We learned that impala don’t fear lions because they are faster and can outrun them.  Once we had our fill of lions, looking around the immediate area was an animal bonanza.  Without moving from our spot, we could see water buffalo, flamingos, wildebeest, zebra, wart hogs, lots of impala, gazelle and at least 2-3 other kinds of antelope (they all start to blend).  The crater floor did not disappoint, and we haven’t even gone anywhere yet!

Crater floor

Cool looking crane













We completed our 47-point turn to get out of the pile-up of cruisers and headed in the opposite direction from everyone else.  Over the course of the day, we drove for about 5 hours looking at animals.  Here are the highpoints:  We saw herds of water buffalo, zebra and wildebeest everywhere.  I think zebra are cool and I loved watching herds of them!  

Loving the zebra herd!







How many zebra do you see?









We saw, in total, 20 lions.  

More lions - 2 bros being lazy

None super close to the road after our first encounter, but they were easier to spot lying in wait or wandering through the grass.  We followed a warthog trotting through the tall grass – when it popped up and spotted us it was like “nope” and turned off in the other direction to cross the road behind us.  



We saw an ostrich. And then another.  I had no idea that there would be ostrich (ostriches?) roaming around.  

Ostrich - female - I'm now an expert

We stopped at a boggy area, and it was just a mecca of animals – more types of birds and antelope, herds of zebra, wildebeest and buffalo, hyena, and hippos – lots and lots of hippos. I’m probably forgetting some animals - but it was what you imagine you might see at or near a watering hole. 

View from the watering hole


Damon had to take pictures of ducks in the boggy area







The Hippo Pond











Hyena stalking zebra









These guys are THE #1 most dangerous animal






Water buffalo.  In the water.









We stopped for lunch at a small lake and enjoyed a picnic outside.

How we spent our day popped up  in the cruiser
Lunch spot!  Hippos in the water









Lunch!









After lunch, we were en route to “the forest” to look for elephants as our elephant sightings to this point were minimal and from a distance (have I mentioned how much I love elephants?)  Rather suddenly,we turned in the opposite direction and beelined to the other side of the crater at a fast clip.  We knew something was coming up!  We saw the telltale line of cruisers and made our way there.  Off in the (very far) distance we saw a black rhino, which, according to Amos, is a very rare sighting in the crater.  We could see it through binoculars, but not close enough for good pictures.

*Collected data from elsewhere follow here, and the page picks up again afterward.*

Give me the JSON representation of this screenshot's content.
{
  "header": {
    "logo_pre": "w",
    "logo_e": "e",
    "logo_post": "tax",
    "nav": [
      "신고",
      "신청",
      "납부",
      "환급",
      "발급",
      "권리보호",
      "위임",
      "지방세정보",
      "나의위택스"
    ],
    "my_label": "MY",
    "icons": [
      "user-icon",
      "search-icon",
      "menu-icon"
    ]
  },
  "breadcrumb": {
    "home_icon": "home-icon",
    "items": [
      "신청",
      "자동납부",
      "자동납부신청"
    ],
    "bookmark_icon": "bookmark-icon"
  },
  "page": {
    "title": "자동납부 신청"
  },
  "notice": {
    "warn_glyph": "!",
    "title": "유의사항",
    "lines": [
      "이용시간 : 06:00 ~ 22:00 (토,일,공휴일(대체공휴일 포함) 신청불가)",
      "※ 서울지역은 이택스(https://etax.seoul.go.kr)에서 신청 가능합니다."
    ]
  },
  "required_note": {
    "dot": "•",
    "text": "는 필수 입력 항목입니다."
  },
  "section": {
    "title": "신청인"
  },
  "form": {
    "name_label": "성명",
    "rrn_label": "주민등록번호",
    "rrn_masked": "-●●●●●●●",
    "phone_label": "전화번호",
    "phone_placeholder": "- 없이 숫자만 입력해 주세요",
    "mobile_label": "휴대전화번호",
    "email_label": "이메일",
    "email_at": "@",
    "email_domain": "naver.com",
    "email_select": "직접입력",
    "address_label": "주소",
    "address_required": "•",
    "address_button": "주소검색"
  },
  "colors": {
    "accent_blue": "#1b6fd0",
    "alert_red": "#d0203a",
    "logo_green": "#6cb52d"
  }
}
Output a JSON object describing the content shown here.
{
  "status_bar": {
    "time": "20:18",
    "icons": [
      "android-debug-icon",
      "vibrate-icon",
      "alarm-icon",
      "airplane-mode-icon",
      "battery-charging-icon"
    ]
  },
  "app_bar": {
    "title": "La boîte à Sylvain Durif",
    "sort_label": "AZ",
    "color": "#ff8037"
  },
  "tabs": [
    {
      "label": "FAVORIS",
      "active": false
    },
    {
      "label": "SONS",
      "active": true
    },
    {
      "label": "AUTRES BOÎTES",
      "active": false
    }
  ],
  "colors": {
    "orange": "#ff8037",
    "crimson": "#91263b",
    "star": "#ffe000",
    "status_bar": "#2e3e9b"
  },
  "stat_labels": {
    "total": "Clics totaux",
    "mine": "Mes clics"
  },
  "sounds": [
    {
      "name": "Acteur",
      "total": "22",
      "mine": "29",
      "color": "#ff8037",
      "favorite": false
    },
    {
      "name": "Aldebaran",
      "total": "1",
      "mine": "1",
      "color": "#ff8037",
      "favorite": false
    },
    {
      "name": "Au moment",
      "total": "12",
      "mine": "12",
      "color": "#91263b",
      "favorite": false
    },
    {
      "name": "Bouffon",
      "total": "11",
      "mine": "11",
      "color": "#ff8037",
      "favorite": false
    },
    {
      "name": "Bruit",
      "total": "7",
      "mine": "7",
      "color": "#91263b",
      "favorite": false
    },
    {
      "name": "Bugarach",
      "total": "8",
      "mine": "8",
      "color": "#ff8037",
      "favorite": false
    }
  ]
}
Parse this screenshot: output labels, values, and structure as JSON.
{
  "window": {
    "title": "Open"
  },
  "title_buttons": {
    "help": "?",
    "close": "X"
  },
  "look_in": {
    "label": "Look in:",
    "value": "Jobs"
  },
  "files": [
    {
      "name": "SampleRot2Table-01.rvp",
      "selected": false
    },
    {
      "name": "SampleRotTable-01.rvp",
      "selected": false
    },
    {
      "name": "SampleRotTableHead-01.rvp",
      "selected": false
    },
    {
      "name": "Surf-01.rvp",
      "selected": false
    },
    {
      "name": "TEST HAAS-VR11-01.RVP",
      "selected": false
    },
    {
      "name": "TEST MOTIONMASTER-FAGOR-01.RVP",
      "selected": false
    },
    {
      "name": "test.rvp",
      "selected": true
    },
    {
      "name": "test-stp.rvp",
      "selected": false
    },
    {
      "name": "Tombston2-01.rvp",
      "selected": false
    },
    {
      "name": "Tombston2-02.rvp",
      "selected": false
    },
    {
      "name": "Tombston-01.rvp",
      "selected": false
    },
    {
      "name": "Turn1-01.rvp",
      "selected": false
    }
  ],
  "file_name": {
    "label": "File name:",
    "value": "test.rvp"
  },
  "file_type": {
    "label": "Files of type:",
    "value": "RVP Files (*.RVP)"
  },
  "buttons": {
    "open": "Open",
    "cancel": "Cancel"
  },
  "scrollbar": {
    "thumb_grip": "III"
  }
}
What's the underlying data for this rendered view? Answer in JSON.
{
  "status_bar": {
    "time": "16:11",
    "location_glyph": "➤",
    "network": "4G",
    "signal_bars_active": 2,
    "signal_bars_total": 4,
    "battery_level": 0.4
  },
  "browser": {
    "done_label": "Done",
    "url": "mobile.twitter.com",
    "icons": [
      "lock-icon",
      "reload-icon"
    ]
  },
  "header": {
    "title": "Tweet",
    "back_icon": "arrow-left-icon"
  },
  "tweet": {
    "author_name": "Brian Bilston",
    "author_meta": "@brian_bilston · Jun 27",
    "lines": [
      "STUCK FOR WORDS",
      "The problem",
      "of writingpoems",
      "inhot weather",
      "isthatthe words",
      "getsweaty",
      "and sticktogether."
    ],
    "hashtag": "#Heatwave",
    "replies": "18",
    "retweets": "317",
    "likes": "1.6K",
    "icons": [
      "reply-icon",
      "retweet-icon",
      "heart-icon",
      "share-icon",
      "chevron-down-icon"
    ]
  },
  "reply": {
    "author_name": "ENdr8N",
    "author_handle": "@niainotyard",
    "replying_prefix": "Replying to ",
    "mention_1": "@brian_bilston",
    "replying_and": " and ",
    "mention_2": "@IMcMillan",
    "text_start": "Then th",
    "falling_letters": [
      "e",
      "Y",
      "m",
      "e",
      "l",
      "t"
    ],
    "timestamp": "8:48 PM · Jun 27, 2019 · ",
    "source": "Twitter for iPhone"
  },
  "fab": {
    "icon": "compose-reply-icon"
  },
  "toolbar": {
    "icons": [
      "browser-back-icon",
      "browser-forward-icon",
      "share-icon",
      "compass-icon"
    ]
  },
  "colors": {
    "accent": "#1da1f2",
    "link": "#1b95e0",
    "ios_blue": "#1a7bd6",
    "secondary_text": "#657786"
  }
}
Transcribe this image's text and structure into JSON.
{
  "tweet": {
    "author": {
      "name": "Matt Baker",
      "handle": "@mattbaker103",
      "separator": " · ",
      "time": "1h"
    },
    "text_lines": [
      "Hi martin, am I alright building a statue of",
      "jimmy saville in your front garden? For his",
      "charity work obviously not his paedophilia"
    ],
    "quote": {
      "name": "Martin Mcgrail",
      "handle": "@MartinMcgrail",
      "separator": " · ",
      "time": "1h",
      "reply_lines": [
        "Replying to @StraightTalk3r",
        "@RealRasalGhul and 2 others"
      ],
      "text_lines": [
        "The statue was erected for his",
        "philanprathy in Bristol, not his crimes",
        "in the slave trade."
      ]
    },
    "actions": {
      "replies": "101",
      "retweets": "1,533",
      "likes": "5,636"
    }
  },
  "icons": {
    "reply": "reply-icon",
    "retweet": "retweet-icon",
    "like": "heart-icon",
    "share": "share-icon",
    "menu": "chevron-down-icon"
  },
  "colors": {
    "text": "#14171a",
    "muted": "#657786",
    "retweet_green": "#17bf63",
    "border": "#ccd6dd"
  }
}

Rare black rhino in the distance

After our rhino encounter, we drove back to the other side of the park to search for elephants; sadly, we did not see any before leaving the crater.  We drove out of the crater, and “enjoyed” a 40-minute African massage on the road back to our lodge. 

Side note:  Amos told us that people who drive (vs fly) to the Serengeti must use the bumpy road for 6+ hours.  Big nope on that one.  Back at the Farmhouse, we had a few hours to explore the grounds – including the acres of coffee bean plants and the gardens, which are beautiful.  We had a drink by the pool and eventually went in for dinner.  

Damon in the coffee garden





Vege Garden and banana trees










We enjoyed another delicious meal and I confirmed that all vegetables were from the garden – broccoli, cauliflower, eggplant, carrots, red onions, green pepper, kale, spinach, swiss chard – and probably more that I’m forgetting.  They serve vegetables by letting you fill up your plate and then they stir fry it all with sauces aka Mongolian BBQ style.  Fantastic.  We retired to bed after dinner and had another early night.

Dinner on the patio

Tomorrow, we head to a tented migration came in the Serengeti.
(I'm writing this all after the fact, the next few days were the HIGHLIGHT of our trip!)